The City of Batavia is just beginning what will be a nearly two-year process to review and rewrite its comprehensive plan, and one topic of discussion that will certainly come up is whether -- or to what degree -- should the city adopt what's known as "form-based codes."
Form-based codes move community planning and development away from complex regulatory zoning codes and into a planning document that sets the parameters of what a community wants to be. A community is still divided into zones -- commercial, residential, industrial, for example -- but the form-based code sets the vision for the kind of structures that should be encouraged and what the outcome of new construction or remodeling should be.
An increasing number of communities throughout the United States are going to a form-based code process and Felipe A. Oltramari, director of planning for Genesee County, and Derik Kane, a senior planner with the county, presented a seminar Wednesday night for a handful of community planners on form-based codes.
City Manager Jason Molino attended, as did Matt Gray, a member of the city's Planning Board.
"This is one direction we could go in," Molino said. "It may not be, but that's a discussion you need to have to see if there is a consensus in the community."
The comprehensive plan process is built around the idea of gathering input and feedback from members of the community who care enough and engage enough to ensure their voices are heard. Consultants will be hired -- the city has a $100,000 budget for the comprehensive plan process -- and many meetings will be held, where views and visions will be aired.
The city's current comprehensive plan was drafted in 1997. The city is currently collecting bids from consultants to help with drafting a new plan. Soon, the planning board will review those bids and make a recommendation to the City Council. Meetings, hearings and reviews will begin once the contract is awarded.
Molino expects the city will hear concerns about how difficult the current planning process is. It's already a common complaint, that it's too hard to develop either commercial or residential real estate, that the regulatory process is cumbersome, arbitrary and too much is left open to interpretation.
Form-based codes are designed to fix those issues, which are so common to traditional zoning regulations.
Gray, owner of Alex's Restaurant as well as three restaurants in Raleigh, N.C., has some experience dealing with Byzantine planning methods.

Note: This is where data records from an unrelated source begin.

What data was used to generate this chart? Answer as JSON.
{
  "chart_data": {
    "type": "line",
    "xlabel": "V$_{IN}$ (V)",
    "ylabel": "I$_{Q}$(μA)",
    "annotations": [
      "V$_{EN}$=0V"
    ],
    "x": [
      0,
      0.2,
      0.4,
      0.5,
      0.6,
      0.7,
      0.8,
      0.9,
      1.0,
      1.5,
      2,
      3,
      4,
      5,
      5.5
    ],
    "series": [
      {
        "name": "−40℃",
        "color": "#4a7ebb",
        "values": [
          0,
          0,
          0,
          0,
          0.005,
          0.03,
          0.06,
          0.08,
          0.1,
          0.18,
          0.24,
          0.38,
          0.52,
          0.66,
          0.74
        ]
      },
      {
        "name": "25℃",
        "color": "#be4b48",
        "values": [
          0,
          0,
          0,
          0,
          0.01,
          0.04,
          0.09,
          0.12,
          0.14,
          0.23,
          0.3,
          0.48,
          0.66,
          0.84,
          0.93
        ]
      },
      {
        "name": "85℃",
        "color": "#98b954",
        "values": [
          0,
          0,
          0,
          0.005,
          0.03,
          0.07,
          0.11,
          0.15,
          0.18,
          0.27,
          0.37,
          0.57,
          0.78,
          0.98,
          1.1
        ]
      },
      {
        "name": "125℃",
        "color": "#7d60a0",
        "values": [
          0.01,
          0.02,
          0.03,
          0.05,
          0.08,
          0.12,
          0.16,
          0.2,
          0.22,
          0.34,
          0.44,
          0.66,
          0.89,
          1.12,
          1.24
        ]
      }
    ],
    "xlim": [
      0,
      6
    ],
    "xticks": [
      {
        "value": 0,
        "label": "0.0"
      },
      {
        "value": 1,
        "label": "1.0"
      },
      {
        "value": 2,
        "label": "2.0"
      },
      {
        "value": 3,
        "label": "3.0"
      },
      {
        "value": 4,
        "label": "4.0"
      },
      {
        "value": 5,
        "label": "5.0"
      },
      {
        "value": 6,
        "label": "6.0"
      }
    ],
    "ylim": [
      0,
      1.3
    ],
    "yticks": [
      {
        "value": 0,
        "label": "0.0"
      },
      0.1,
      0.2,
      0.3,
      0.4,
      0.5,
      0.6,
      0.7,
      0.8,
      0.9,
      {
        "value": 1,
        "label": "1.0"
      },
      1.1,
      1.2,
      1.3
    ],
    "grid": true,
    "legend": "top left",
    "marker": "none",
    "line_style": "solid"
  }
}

He's also been on the other side now for a few months, trying to make decisions about development applications.
"Form-based codes will help developers and the inspection department administer new building," Gray said. "From that angle, I think it will facilitate a much quicker and better-understood design. Period."
One outcome that has been consistent for communities that have implemented form-based codes is developers are more attracted to those communities. It's economically beneficial for them to build where the planning process is clear, concise and simplified.
A form-based code could help increase interest in the city's Brownfield Opportunity Area sites, all of which are already drawing some degree of developer interest, Molino said.
"Everything we've done and tried to begin (regarding) redevelopment of the BOA sites is about making it easier for the developer to come in and start redevelopment," Molino said. "This may dovetail right into that. This may be our perfect transition into what else we can do."
Form-based codes are a favorite planning tool of new urbanism's acolytes.
New urbanism promotes more mixed-use communities with a density of structures that is less car-oriented and tailored more toward pedestrians and bicyclists.
A form-based code does not necessarily have to lead to a community vision that follows the goals of new urbanism, but it can help in that process.
A key concept of form-based codes is something called the "transect," a word borrowed from the world of natural environment planning. A transect is a gradient between the lowest land -- sea level, up to the mountains, and all of the changes in environment and microenvironments in between.
In a form-based code environment that takes on a large geographical area, a transect is planned between the very rural to the very urban.
The idea is to find the right form base for each point on the continuum of the transect. Those zoning areas are written into the code, based on what the community wants. The process that uncovers these wants, dreams and desires and concerns is known as the charrette.
Gray thinks a form-based code could help the City of Batavia.
He's seen firsthand what sprawl does to a community, which is why he and his family returned to his hometown after living in Raleigh for a while.
"We couldn't take the commute anymore," Gray said. "It took 40 minutes to get to work and it really wasn't that far."
If a form-based code implemented along new urbanism's lines helps spur greater commercial and residential development Downtown, that could help alleviate the traffic congestion building up on the west side of the town, Gray said.
Whether Batavia adopts a form-based code, either for the whole city, or just a portion, such as Downtown, will really be up to the community members who participate in the comprehensive plan process, Molino said.
As it proceeds, there may be no demand for form-based code, or people may decide that the current code is good enough even as complicated as it is, or perhaps some new idea pops out.
"A form-based code isn't the only option," Molino said.